# Craft Robo Robo Master v. 4.0 AutoTrace Error



## jlgill (Mar 17, 2008)

I recently downloaded the most recent version of the Robomaster software, v. 4.0, for my CC 100 so I could take advantage of the autotrace feature. 

However I am getting an error trying to autotrace a .pcx and/or pcx image. 

I import the file. Then Edit>Get Outline. However, I am getting the following error "Outline Module Startup Failure". 

Does anyone have any ideas for solving this problem. 

Thanks in advance.


----------



## jlgill (Mar 17, 2008)

I still haven't been able to figure out the problem with v. 4.0. 

After LOTS of searching, I was able to find a link to v. 2.4 online. I downloaded and installed it. I did not get any errors when running the autotrace function. 

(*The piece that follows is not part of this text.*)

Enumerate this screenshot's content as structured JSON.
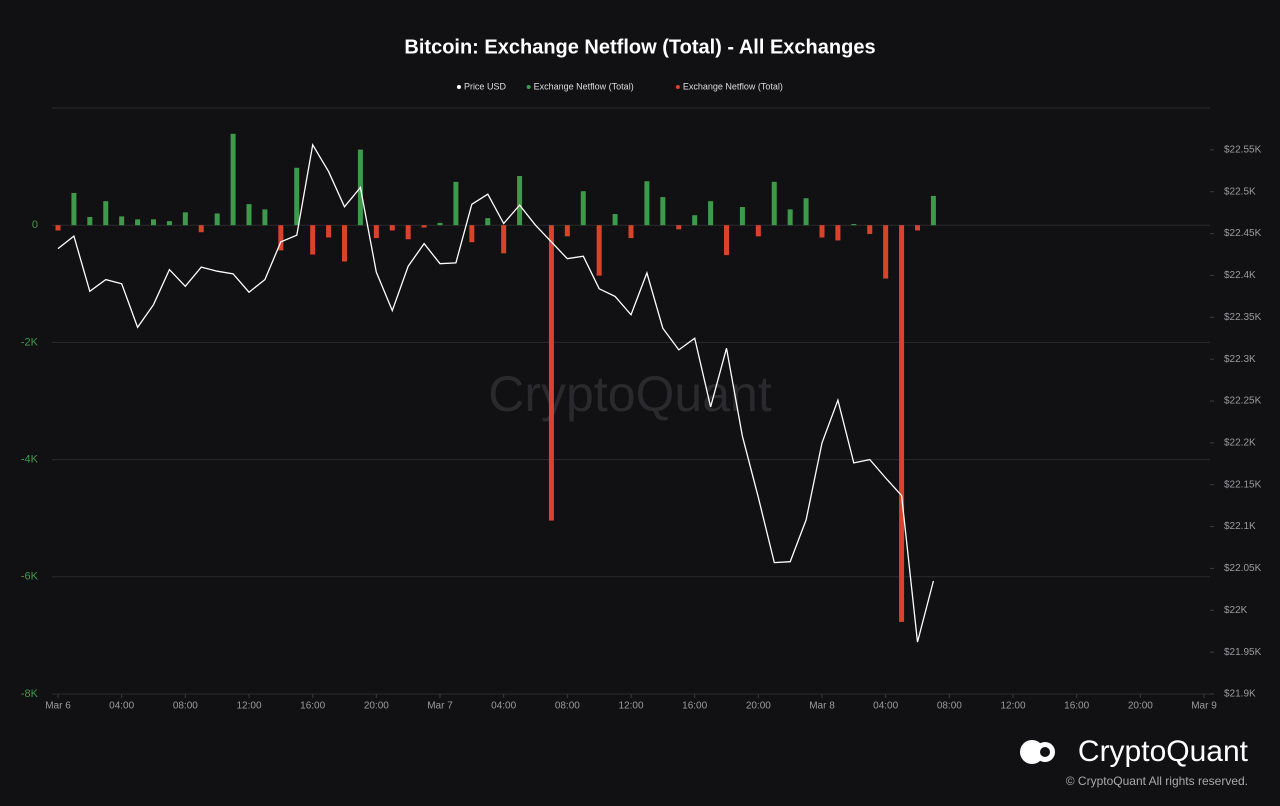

Looks like it's version 2.4 for me which is no problem. All I really wanted RoboMaster for wasfor the autotrace.


----------



## CuttingEdge (Oct 16, 2007)

While I'm not familar with pcx format, I can't help but think that format incompatability is the cause of error. Have you tried version 4.0 with a jpg or bmp ?


----------



## jlgill (Mar 17, 2008)

The outline function only seems to work with raster images. I did try a .bmp and still had the same issue. 

2.4 works just fine.


----------



## CuttingEdge (Oct 16, 2007)

I wonder if it could be either a conflict issue with other installed software or insufficient memory.

As I am able to successfully outline a 5 MB bmp using version 4.0.


----------



## Nelia (May 14, 2008)

There's a problem with the v...4.0 if you removed 2.4. Version 4 installs in the same directory as 2.4 and if you have 2.4 installed, you will get the autotrace ok. If you no longer have version 2.4, you can contact the technical support of Graphtec at [email protected] and they can provide it for you.


----------



## desicouture (May 5, 2011)

jlgill said:


> I recently downloaded the most recent version of the Robomaster software, v. 4.0, for my CC 100 so I could take advantage of the autotrace feature.
> 
> However I am getting an error trying to autotrace a .pcx and/or pcx image.
> 
> ...


Hi, I also had this problem, with any type of image I was trying to get the outline for I would get this message 'Outline module startup failure'.

Thing is I would see the error message very briefly then the outline module or 'autotrace' was starting up but the image wasnt importing to it. So in order to cancel the error message, I would have to exit the autotrace first.

So this is what I did and it worked:

- I minimised the autotrace window (dont cancel it)
- Then cancel the error message (outline mdule startup failure)
- Then right click the image again
- Click on 'Get outline' (no error message at this point)
- Maximise the same autotrace window i minimised just a moment ago (located bottom left of my screen within the robo master software)

.... and hey presto! image was in the auto trace window and I carried on as normal from there.

Please forgive if i've not explained anything properly, I rarely post in forums, as im always seeking advice, never giving it, lol.

Thanks and I hope this works for you 

Danny

p.s. im running windows 8 and robo master 5.3


----------